In the final minutes of the talk, Boczkowski makes a number of leaps that I find fascinating, but worth interrogating closely. He suggests that the situation we’re experiencing with the transformation of mental health work in Argentina exemplifies a broader state of “demand rules”, a situation in which the individual prevails over the institutional system. These institutions fail to satisfy a demand that, in many ways, is impossible to satisfy – this demand to be heard, to be healed, not just personally, but a healing of the world. When this demand cannot be satisfied, it is no wonder depression is on the rise.

We are experiencing new ways of being in the world, which Boczkowski refers to as “deregulating personhood”. We are always available, always on, we are exhibitionists as mediated by social media. This world rewards flexibility, pragmatism and improvisation. It demands limited balance and boundaries between work and personal life.

Associated with this shift, Boczkowski – and those he interviews – see a desire for immediate gratification and low tolerance for frustration, anxiety and loneliness. When people encounter these feeling they have low tolerance for, they can react with intolerance, extreme views and polarization. We are therefore experiencing the re-regulation of the political as well as the personal, seeing a rise in extreme ideologies and the rise of individuals who embody this intolerance and extremism, like Javier Millei (or, I suspect Boczkowski might agree, Donald Trump.)

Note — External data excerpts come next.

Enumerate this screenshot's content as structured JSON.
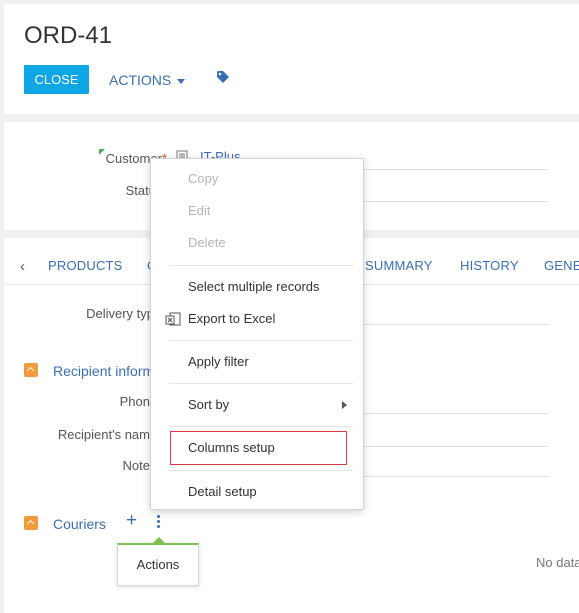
{
  "header": {
    "title": "ORD-41",
    "close_label": "CLOSE",
    "actions_label": "ACTIONS",
    "tag_icon": "tag-icon"
  },
  "fields": {
    "customer_label": "Customer",
    "customer_required": "*",
    "customer_value": "IT-Plus",
    "status_label": "Statu"
  },
  "tabs": {
    "items": [
      "PRODUCTS",
      "C",
      "SUMMARY",
      "HISTORY",
      "GENE"
    ]
  },
  "details": {
    "delivery_type_label": "Delivery typ",
    "recipient_group_title": "Recipient inform",
    "phone_label": "Phon",
    "recipient_name_label": "Recipient's nam",
    "notes_label": "Note",
    "couriers_title": "Couriers",
    "couriers_add": "+",
    "no_data": "No data"
  },
  "tooltip": {
    "text": "Actions"
  },
  "context_menu": {
    "items": [
      {
        "label": "Copy",
        "enabled": false
      },
      {
        "label": "Edit",
        "enabled": false
      },
      {
        "label": "Delete",
        "enabled": false
      },
      {
        "label": "Select multiple records",
        "enabled": true
      },
      {
        "label": "Export to Excel",
        "enabled": true,
        "icon": "excel-icon"
      },
      {
        "label": "Apply filter",
        "enabled": true
      },
      {
        "label": "Sort by",
        "enabled": true,
        "has_submenu": true
      },
      {
        "label": "Columns setup",
        "enabled": true,
        "highlighted": true
      },
      {
        "label": "Detail setup",
        "enabled": true
      }
    ]
  },
  "colors": {
    "accent_blue": "#0fa6e5",
    "link_blue": "#3a6fb7",
    "group_orange": "#f39a3c",
    "highlight_red": "#e0383e",
    "tooltip_green": "#7ec352"
  }
}
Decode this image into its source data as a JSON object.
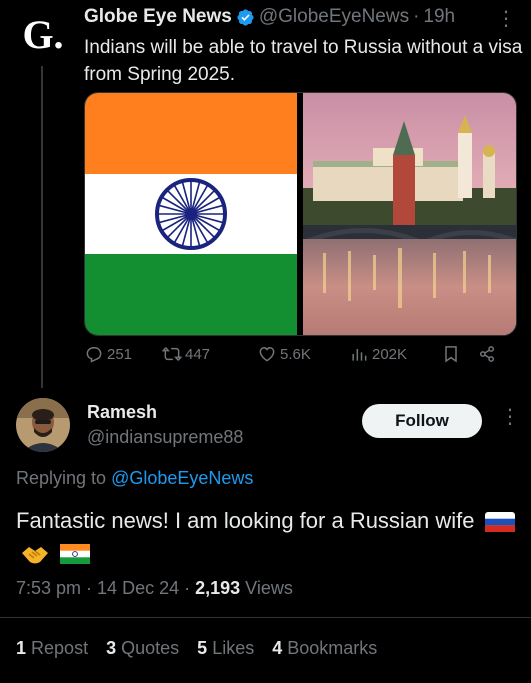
{
  "parent_tweet": {
    "avatar_letter": "G.",
    "author_name": "Globe Eye News",
    "handle": "@GlobeEyeNews",
    "separator": "·",
    "time": "19h",
    "text": "Indians will be able to travel to Russia without a visa from Spring 2025.",
    "actions": {
      "replies": "251",
      "reposts": "447",
      "likes": "5.6K",
      "views": "202K"
    },
    "colors": {
      "saffron": "#ff7f1f",
      "green": "#138f31",
      "chakra": "#1a237e"
    }
  },
  "reply": {
    "author_name": "Ramesh",
    "handle": "@indiansupreme88",
    "follow_label": "Follow",
    "replying_prefix": "Replying to",
    "replying_to": "@GlobeEyeNews",
    "text": "Fantastic news! I am looking for a Russian wife",
    "emojis": [
      "russia-flag",
      "handshake",
      "india-flag"
    ],
    "time": "7:53 pm",
    "date": "14 Dec 24",
    "views_count": "2,193",
    "views_label": "Views",
    "stats": [
      {
        "count": "1",
        "label": "Repost"
      },
      {
        "count": "3",
        "label": "Quotes"
      },
      {
        "count": "5",
        "label": "Likes"
      },
      {
        "count": "4",
        "label": "Bookmarks"
      }
    ]
  },
  "theme": {
    "accent": "#1d9bf0",
    "muted": "#71767b",
    "text": "#e7e9ea"
  }
}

I questioned Boczkowski about causality: do we see these changes in society as caused by the sorts of digital shifts this research documents, or do we see those shift accompanying a rise in both anxiety and depression from the collapsing environment, democracy under threat and the inequities of our current economic system? Boczkowski emphasizes that he doesn’t see the cause as technological, but is looking at a deeper pattern. He notes that distrust in democracy in Argentina is at an all time high, perhaps in part due to the persistence of marginalization for many communities. He suggests we see his work as bridging between the larger story of social transformation and the transformation of what it means to have a psychological consultation. “This book is not a causal story, but it is the experience of those trying to alleviate the suffering.”

Boczkowski notes, “The perfect storm is real – people are suffering and those treating them are also overwhelmed.”

I’m looking forward to the book, and particularly to hearing more of the argument around “demand rules” and how this might explain the broader global political moment. More than anything, I’m enjoying watching a scholar I’ve long admired pivot from familiar topics to the less familiar, in a way where he’s clearly energized by the new work.